Il film racconta molto bene il fascino che il potere può esercitare su chi lo possiede o lo acquisisce e di come questo ti inebria e rapisce allo stesso tempo. In tutto il film a fare compagnia allo spettatore sarà una voce fuori campo, Jesse Plemons, che rappresenta l’uomo comune, l’americano medio che con il suo racconto può coglierti alla sprovvista. Il regista, Adam McKay, dopo la grande scommessa continua a sorprenderci con la sua satira e con le sue sorprendenti trovate cinematografiche. Infatti, ad un certo punto sembra che la carriera di Cheney sia ormai finita e sullo schermo appaiono le scritte su come si sia evoluta la vita del protagonista e della sua famiglia, insieme ai titoli di coda, disorientando in questo modo l’ignaro spettatore che si ritrova a rientrare nel ritmo del film con l’arrivo di una telefonata.

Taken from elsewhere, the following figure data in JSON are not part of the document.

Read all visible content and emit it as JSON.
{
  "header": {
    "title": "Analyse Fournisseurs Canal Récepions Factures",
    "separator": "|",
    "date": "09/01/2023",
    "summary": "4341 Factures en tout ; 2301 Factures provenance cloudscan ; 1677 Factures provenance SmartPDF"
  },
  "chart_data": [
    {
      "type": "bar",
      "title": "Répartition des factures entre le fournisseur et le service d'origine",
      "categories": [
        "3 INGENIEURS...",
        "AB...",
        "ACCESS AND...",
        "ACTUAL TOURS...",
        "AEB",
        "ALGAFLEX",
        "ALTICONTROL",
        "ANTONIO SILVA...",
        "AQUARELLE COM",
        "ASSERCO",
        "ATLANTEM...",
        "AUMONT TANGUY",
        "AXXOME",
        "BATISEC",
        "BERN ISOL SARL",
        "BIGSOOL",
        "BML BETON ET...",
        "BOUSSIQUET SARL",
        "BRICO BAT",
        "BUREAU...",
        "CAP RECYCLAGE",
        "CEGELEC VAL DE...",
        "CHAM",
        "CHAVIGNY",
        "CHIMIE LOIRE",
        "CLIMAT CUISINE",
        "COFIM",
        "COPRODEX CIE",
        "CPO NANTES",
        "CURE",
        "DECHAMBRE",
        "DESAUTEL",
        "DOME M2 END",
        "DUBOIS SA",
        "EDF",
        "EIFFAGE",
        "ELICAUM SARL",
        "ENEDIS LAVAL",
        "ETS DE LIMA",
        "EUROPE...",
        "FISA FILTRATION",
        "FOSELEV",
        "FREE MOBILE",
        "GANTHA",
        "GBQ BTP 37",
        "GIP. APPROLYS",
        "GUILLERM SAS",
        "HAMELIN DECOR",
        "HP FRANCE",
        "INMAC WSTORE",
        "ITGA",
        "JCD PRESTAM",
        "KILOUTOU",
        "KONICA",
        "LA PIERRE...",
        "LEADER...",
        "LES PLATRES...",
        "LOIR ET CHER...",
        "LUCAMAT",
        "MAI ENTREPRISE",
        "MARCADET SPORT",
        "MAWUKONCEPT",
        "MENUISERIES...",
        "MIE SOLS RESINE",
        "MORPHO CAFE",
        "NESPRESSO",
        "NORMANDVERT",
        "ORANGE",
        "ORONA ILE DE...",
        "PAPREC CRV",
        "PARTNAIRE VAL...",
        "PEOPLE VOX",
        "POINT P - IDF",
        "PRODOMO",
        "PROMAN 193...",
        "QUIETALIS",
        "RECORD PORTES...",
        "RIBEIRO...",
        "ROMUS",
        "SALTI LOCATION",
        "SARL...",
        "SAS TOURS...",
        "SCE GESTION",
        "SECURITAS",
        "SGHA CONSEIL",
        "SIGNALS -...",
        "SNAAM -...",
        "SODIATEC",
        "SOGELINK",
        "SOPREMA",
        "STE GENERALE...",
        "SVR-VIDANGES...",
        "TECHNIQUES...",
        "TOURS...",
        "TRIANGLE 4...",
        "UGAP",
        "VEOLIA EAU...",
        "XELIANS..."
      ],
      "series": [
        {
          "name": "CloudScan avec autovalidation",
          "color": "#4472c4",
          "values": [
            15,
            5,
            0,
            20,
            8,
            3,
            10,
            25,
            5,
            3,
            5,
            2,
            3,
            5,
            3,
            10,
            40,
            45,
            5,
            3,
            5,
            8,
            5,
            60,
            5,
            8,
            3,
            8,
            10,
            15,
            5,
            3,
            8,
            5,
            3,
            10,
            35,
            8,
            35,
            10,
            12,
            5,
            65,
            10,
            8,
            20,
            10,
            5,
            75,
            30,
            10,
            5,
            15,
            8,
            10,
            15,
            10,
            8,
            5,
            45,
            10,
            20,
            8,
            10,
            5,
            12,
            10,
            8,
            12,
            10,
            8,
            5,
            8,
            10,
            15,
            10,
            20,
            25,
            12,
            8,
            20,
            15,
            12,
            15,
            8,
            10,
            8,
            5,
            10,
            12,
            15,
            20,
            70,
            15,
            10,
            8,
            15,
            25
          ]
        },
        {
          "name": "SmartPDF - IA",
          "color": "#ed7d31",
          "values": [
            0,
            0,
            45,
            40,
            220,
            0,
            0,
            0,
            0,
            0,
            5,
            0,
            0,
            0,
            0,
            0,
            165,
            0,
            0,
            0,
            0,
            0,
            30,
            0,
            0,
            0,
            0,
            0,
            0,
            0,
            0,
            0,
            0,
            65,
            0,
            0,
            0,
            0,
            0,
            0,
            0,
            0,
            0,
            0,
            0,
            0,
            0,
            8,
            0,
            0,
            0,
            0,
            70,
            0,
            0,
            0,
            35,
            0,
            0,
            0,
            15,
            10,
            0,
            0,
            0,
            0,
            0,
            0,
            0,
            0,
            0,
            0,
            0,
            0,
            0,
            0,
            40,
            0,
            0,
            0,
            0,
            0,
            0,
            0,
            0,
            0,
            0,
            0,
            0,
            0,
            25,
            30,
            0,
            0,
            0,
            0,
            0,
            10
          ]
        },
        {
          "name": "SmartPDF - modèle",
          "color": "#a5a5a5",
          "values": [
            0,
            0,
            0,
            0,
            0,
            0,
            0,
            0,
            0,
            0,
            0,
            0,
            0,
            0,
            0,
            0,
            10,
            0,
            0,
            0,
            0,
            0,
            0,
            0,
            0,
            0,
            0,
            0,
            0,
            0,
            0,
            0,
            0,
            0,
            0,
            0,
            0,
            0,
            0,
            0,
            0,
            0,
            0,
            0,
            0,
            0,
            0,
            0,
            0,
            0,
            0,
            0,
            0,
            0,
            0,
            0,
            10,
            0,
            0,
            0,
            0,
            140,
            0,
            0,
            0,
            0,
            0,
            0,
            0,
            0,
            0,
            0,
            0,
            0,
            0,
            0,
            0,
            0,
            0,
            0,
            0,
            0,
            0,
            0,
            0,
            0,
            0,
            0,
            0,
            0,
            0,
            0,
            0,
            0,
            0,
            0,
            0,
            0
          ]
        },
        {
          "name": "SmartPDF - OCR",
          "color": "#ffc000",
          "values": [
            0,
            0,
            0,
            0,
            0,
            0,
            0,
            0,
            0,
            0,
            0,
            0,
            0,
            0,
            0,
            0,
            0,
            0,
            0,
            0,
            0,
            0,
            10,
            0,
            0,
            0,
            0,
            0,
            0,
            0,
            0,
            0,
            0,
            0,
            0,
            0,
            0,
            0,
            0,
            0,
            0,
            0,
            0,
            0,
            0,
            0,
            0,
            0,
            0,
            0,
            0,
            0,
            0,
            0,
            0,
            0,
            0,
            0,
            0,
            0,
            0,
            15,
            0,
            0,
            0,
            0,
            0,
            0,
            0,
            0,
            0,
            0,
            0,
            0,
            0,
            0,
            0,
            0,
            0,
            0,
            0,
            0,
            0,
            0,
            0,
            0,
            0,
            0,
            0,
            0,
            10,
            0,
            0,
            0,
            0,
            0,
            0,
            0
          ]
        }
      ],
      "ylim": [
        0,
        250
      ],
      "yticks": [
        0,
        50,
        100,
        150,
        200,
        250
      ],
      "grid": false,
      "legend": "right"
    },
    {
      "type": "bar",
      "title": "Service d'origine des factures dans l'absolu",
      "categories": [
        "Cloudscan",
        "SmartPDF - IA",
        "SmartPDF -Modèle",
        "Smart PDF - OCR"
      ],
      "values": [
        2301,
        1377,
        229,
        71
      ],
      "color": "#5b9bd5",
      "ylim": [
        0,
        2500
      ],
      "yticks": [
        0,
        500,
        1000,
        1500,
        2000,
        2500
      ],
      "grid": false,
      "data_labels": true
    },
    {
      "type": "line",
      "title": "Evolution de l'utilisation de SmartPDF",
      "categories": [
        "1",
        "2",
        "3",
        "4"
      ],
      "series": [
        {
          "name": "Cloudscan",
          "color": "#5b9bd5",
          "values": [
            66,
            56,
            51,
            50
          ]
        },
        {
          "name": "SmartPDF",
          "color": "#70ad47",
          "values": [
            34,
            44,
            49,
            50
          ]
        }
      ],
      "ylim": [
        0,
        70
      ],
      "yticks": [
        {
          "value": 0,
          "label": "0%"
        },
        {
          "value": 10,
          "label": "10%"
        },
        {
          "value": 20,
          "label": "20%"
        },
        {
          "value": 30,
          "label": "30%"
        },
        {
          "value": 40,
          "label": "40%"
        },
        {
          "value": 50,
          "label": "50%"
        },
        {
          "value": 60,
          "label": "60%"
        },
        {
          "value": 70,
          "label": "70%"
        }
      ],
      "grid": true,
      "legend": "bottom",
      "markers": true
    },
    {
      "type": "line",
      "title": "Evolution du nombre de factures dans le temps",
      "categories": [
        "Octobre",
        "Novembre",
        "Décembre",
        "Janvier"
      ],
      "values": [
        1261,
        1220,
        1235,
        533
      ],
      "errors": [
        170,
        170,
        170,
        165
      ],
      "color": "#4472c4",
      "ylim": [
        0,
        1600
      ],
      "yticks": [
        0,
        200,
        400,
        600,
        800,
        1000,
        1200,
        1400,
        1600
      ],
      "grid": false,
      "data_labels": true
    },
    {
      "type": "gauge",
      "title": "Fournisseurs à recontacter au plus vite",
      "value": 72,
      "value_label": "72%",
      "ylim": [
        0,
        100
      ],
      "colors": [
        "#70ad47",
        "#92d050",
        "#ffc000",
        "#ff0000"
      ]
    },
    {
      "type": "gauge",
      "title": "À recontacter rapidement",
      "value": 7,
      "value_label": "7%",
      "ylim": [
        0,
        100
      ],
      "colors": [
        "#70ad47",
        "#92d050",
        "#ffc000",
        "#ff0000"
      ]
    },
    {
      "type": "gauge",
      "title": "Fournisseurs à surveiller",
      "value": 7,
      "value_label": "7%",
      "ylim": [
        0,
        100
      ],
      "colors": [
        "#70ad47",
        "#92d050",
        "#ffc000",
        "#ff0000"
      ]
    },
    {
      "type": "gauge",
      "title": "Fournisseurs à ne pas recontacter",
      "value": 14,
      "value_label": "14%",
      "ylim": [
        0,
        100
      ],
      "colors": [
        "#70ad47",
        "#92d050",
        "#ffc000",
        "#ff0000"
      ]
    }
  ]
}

Il film è pura satira politica su un’America oramai impoverita sia da un punto di vista morale che economico e sempre più imbevuta di intrattenimento e sballo allo stato puro. La trasformazione apportata da Dick, la nascita di Fox e la conseguente morte della par condicio ad esempio, ci portano a vedere la falsità della destra Americana; confermata in seguito dalle innumerevoli false notizie sulla guerra in Iraq, dall’enormità di email che l’amministrazione Bush dice di aver perso a causa di problemi tecnici ma anche dalla coniazione di nuove espressioni come "interrogatorio potenziato" che, nella realtà dei fatti, serviva soltanto per coprire le torture perpetuate ai prigionieri senza però definirle come tali.

Ad ogni modo il regista non vuole dare tutta la responsabilità a Cheney, ma al sistema che in realtà era già al collasso quando il protagonista inizia a muovere i suoi primi passi alla Casa Bianca, lui è stato capace di cogliere l’attimo e capire che il terreno era fertile per un uomo come lui: riservato, discreto e che sapeva appunto agire nell’ombra.